Rabbit osteoblasts and human mesenchymal stem cells adhered well on the textured surface as evidenced by SEM images and the MTS assay. SEM qualitatively indicated an increase in cell number from day 1 to day 3 over that observed on an untreated control titanium surface. At the later time point, the cells spread well on the micron scale pillars and started forming bridges between neighboring pillars. This is corroborated by the MTS assay which indicated a larger increase in the number of viable cells from day 1 to day 3 on the textured surfaces than control titanium with no laser treatment.
Conclusions:
A novel method to create textured metals with a combination of micron and superimposed submicron scale features has been shown to enhance cell proliferation at early time points on titanium. This one step method of surface texturing has several advantages when compared to chemical treatment methods, including the retention of hydrophilic behavior without special processing and the ability to control lateral spacing without additional lithography. Both osteoblasts and mesenchymal stem cells respond favorably to the hierarchical structure of this unique surface with micron and submicron scale features. The synthesis method is flexible enough to continue optimization of surface features for further improvements in cell attachment and differentiation.
References:
1. Gioe TJ, Novak C, Sinner P, Ma W, Mehle S. Knee arthroplasty in the young patient. Clinical Orthopaedics and Related Research. 2007;464:83-87.
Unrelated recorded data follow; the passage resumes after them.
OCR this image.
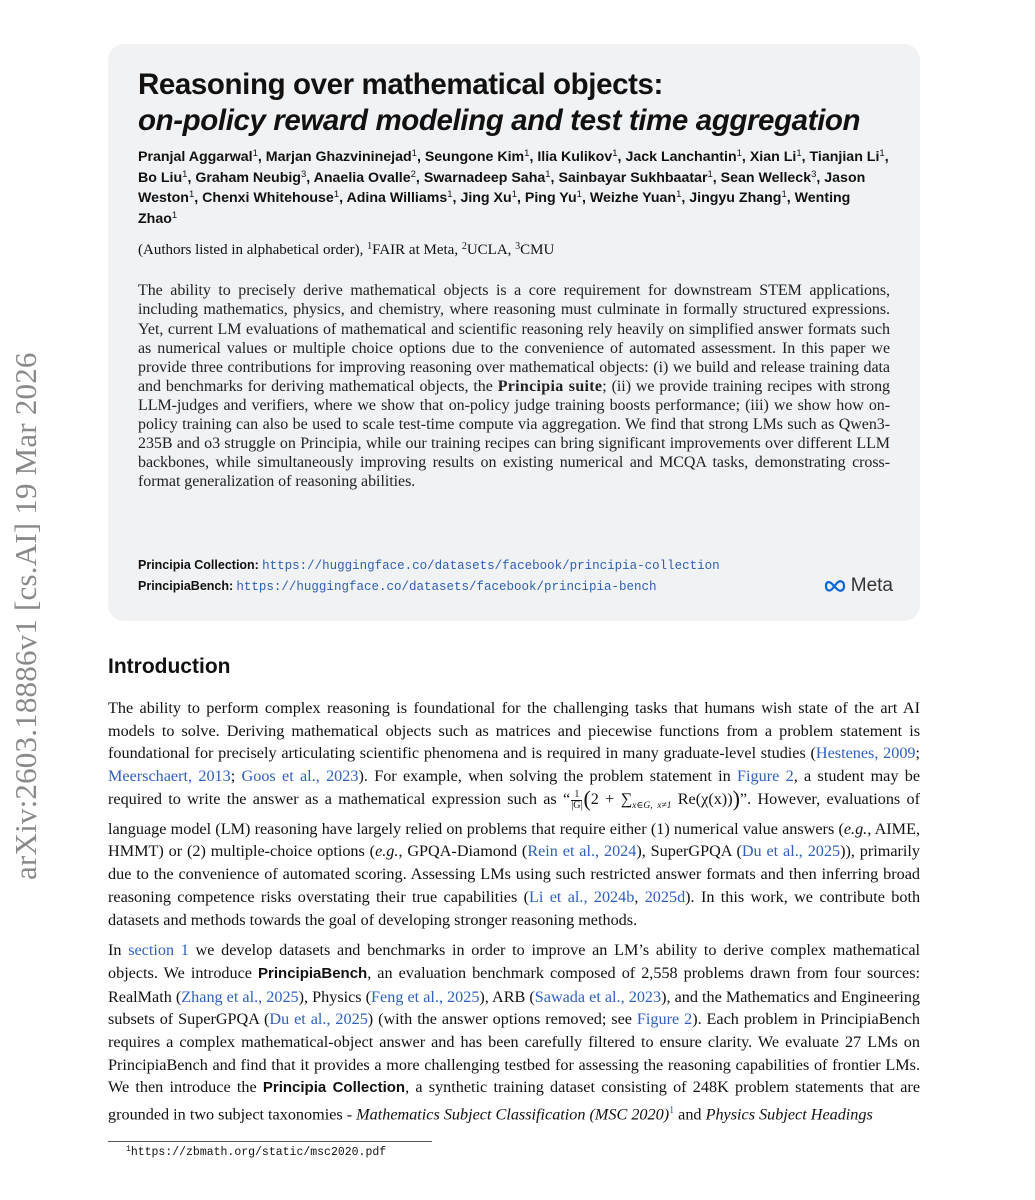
arXiv:2603.18886v1 [cs.AI] 19 Mar 2026
Reasoning over mathematical objects:
on-policy reward modeling and test time aggregation
Pranjal Aggarwal$^1$, Marjan Ghazvininejad$^1$, Seungone Kim$^1$, Ilia Kulikov$^1$, Jack Lanchantin$^1$, Xian Li$^1$, Tianjian Li$^1$, Bo Liu$^1$, Graham Neubig$^3$, Anaelia Ovalle$^2$, Swarnadeep Saha$^1$, Sainbayar Sukhbaatar$^1$, Sean Welleck$^3$, Jason Weston$^1$, Chenxi Whitehouse$^1$, Adina Williams$^1$, Jing Xu$^1$, Ping Yu$^1$, Weizhe Yuan$^1$, Jingyu Zhang$^1$, Wenting Zhao$^1$
(Authors listed in alphabetical order), $^1$FAIR at Meta, $^2$UCLA, $^3$CMU
The ability to precisely derive mathematical objects is a core requirement for downstream STEM applications, including mathematics, physics, and chemistry, where reasoning must culminate in formally structured expressions. Yet, current LM evaluations of mathematical and scientific reasoning rely heavily on simplified answer formats such as numerical values or multiple choice options due to the convenience of automated assessment. In this paper we provide three contributions for improving reasoning over mathematical objects: (i) we build and release training data and benchmarks for deriving mathematical objects, the Principia suite; (ii) we provide training recipes with strong LLM-judges and verifiers, where we show that on-policy judge training boosts performance; (iii) we show how on-policy training can also be used to scale test-time compute via aggregation. We find that strong LMs such as Qwen3-235B and o3 struggle on Principia, while our training recipes can bring significant improvements over different LLM backbones, while simultaneously improving results on existing numerical and MCQA tasks, demonstrating cross-format generalization of reasoning abilities.
Principia Collection: https://huggingface.co/datasets/facebook/principia-collection
PrincipiaBench: https://huggingface.co/datasets/facebook/principia-bench	Meta
Introduction

The ability to perform complex reasoning is foundational for the challenging tasks that humans wish state of the art AI models to solve. Deriving mathematical objects such as matrices and piecewise functions from a problem statement is foundational for precisely articulating scientific phenomena and is required in many graduate-level studies (Hestenes, 2009; Meerschaert, 2013; Goos et al., 2023). For example, when solving the problem statement in Figure 2, a student may be required to write the answer as a mathematical expression such as “ $\frac{1}{|G|} (2 + \sum_{x\in G, x\ne 1}$ Re(χ(x)))”. However, evaluations of language model (LM) reasoning have largely relied on problems that require either (1) numerical value answers (e.g., AIME, HMMT) or (2) multiple-choice options (e.g., GPQA-Diamond (Rein et al., 2024), SuperGPQA (Du et al., 2025)), primarily due to the convenience of automated scoring. Assessing LMs using such restricted answer formats and then inferring broad reasoning competence risks overstating their true capabilities (Li et al., 2024b, 2025d). In this work, we contribute both datasets and methods towards the goal of developing stronger reasoning methods.

In section 1 we develop datasets and benchmarks in order to improve an LM’s ability to derive complex mathematical objects. We introduce PrincipiaBench, an evaluation benchmark composed of 2,558 problems drawn from four sources: RealMath (Zhang et al., 2025), Physics (Feng et al., 2025), ARB (Sawada et al., 2023), and the Mathematics and Engineering subsets of SuperGPQA (Du et al., 2025) (with the answer options removed; see Figure 2). Each problem in PrincipiaBench requires a complex mathematical-object answer and has been carefully filtered to ensure clarity. We evaluate 27 LMs on PrincipiaBench and find that it provides a more challenging testbed for assessing the reasoning capabilities of frontier LMs. We then introduce the Principia Collection, a synthetic training dataset consisting of 248K problem statements that are grounded in two subject taxonomies - Mathematics Subject Classification (MSC 2020)$^1$ and Physics Subject Headings

$^1$https://zbmath.org/static/msc2020.pdf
2. Zhao G, Raines AL, Wieland W, Schwartz Z, Boyan BD. Requirement for both micron- and submicron scale structure for synergistic responses of osteoblasts to substrate surface energy and topography. Biomaterials. 2007;28:2821-2839.
3. Khang D, Lu J, Yao C, Haberstroh KM, Webster TJ. The role of nanometer and sub-micron features on vascular and bone cell adhesion on titanium. Biomaterials. 2008;29:970-983.
4. Richert L, Vetrone F, Yi JH, Zalzal SF, Wuest JD, Rosei F, Nanci A. Surface nanopatterning to control cell growth. Advanced Materials. 2008;20:1488-1492.